I am getting the following error using cuffmerge (2.2.1):
[Mon Apr 18 07:07:41 2016] Beginning transcriptome assembly merge ------------------------------------------- [Mon Apr 18 07:07:41 2016] Preparing output location cuffmerge/ [Mon Apr 18 07:07:57 2016] Converting GTF files to SAM [07:07:57] Loading reference annotation. GFF Error: duplicate/invalid 'transcript' feature ID=id102945 [FAILED] Error: could not execute gtf_to_sam
The reference GFF came from NCBI. Here's what I get if I grep for "ID=id102945":
NW_015493306.1 Gnomon C_gene_segment 47653 72466 . - . ID=id102945;Parent=gene4402;Dbxref=GeneID:107506276;gbkey=C_region;gene=LOC107506276;model_evidence=Supporting evidence includes similarity to: 100%25 coverage of the annotated genomic feature by RNAseq alignments%2C including 2 samples with support for all annotated introns
Any suggestions? I can't seem to find anything. I didn't have any issues when running tophat or cufflinks using the same GFF.
For what it is worth, I am unable to validate the file using the GFF validator at genometools.org (with the Seq Ontology option selected):
Validation unsuccessful! GenomeTools error: the child feature with type 'V_gene_segment' on line 17186 in file "/var/www/servers/genometools.org/htdocs/cgi-bin/gff3/_9407.gff3.gz" is not part-of parent feature with type 'gene' given on line 17185 (according to type checker 'OBO file /home/satta/genometools_for_web/gtdata/obo_files/so.obo')

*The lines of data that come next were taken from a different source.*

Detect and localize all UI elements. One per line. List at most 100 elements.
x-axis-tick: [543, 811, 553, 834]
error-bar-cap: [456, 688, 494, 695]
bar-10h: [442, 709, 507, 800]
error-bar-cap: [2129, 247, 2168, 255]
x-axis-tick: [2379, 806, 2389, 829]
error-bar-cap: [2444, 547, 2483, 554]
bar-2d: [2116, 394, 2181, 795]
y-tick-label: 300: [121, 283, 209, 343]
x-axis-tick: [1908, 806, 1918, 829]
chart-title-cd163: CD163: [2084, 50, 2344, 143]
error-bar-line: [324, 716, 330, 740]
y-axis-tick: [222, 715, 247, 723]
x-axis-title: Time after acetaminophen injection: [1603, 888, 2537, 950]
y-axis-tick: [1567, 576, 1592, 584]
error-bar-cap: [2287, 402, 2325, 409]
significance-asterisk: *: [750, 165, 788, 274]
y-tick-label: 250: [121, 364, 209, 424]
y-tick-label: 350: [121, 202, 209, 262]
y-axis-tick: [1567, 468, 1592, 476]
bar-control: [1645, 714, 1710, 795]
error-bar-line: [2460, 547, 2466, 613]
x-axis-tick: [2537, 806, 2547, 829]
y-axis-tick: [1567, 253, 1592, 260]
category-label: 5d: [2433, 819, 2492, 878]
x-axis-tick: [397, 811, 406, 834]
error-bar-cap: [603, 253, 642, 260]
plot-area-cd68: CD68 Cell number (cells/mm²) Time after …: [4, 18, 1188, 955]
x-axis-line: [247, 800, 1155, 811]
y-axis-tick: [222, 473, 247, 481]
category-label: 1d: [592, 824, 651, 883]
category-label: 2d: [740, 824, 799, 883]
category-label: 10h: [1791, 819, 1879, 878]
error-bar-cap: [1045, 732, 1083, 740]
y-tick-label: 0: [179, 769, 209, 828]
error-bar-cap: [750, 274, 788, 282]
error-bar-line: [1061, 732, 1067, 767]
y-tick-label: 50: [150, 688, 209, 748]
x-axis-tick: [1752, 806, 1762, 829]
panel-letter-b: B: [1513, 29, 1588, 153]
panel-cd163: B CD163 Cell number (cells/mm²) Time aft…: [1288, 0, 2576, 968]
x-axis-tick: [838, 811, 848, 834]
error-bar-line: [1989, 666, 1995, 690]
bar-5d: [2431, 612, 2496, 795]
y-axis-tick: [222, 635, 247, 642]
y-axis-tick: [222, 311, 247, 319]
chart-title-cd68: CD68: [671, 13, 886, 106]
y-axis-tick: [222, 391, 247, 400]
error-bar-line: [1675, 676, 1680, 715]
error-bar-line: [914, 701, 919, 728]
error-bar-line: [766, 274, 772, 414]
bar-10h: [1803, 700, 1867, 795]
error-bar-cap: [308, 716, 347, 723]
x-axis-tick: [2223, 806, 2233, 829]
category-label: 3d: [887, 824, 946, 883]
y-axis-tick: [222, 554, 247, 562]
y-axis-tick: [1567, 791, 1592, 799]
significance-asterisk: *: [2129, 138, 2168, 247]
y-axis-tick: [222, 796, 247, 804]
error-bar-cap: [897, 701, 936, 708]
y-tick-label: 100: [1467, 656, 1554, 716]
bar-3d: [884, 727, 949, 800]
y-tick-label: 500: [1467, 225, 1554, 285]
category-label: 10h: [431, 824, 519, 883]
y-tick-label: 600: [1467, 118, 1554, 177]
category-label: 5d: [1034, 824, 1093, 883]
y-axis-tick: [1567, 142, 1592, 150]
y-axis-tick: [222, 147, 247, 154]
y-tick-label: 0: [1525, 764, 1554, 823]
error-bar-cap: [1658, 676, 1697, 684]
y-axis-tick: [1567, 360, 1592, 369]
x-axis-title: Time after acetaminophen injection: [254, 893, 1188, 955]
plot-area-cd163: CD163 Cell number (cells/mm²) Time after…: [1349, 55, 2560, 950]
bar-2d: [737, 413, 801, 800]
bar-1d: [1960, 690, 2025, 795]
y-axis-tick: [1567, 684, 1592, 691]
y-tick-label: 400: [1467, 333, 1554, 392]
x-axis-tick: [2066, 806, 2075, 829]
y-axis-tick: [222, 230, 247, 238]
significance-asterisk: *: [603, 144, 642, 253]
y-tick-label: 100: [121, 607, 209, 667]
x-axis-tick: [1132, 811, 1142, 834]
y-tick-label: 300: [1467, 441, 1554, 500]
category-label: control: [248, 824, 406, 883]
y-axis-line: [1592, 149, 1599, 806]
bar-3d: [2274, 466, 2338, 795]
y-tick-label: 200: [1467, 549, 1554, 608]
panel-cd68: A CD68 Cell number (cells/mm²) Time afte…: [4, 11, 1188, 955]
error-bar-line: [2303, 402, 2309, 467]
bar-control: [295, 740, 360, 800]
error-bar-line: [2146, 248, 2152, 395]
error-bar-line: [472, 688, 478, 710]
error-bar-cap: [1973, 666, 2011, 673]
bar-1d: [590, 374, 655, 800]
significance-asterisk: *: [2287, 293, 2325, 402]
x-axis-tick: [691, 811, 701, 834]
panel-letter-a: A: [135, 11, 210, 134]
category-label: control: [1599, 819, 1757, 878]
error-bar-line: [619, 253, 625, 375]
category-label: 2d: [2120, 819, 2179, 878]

EDIT: Still no luck, the "filtered" GTF cause tophat to present errors. I found a different GTF available for the same genome, NCBI has several. However, I am still getting an error about the same entry: [Fri Apr 22 07:49:38 2016] Converting GTF files to SAM
[07:49:38] Loading reference annotation. GFF Error: duplicate/invalid 'transcript' feature ID=id102945 [FAILED] Error: could not execute gtf_to_sam
The entry in question (new GFF):
NW_015493310.1 Gnomon exon 2165474 2165578 . + . ID=id102945;Parent=rna8992;Dbxref=GeneID:107506309,Genbank:XM_016136996.1;gbkey=mRNA;gene=REV3L;product=REV3 like%2C DNA directed polymerase zeta catalytic subunit%2C transcript variant X3;transcript_id=XM_016136996.1
What I am having trouble understanding is that this error happens if I supply cuffmerge a reference sequence, reference GFF, both or nothing. So I'm assuming it is a problem with the output of cufflinks.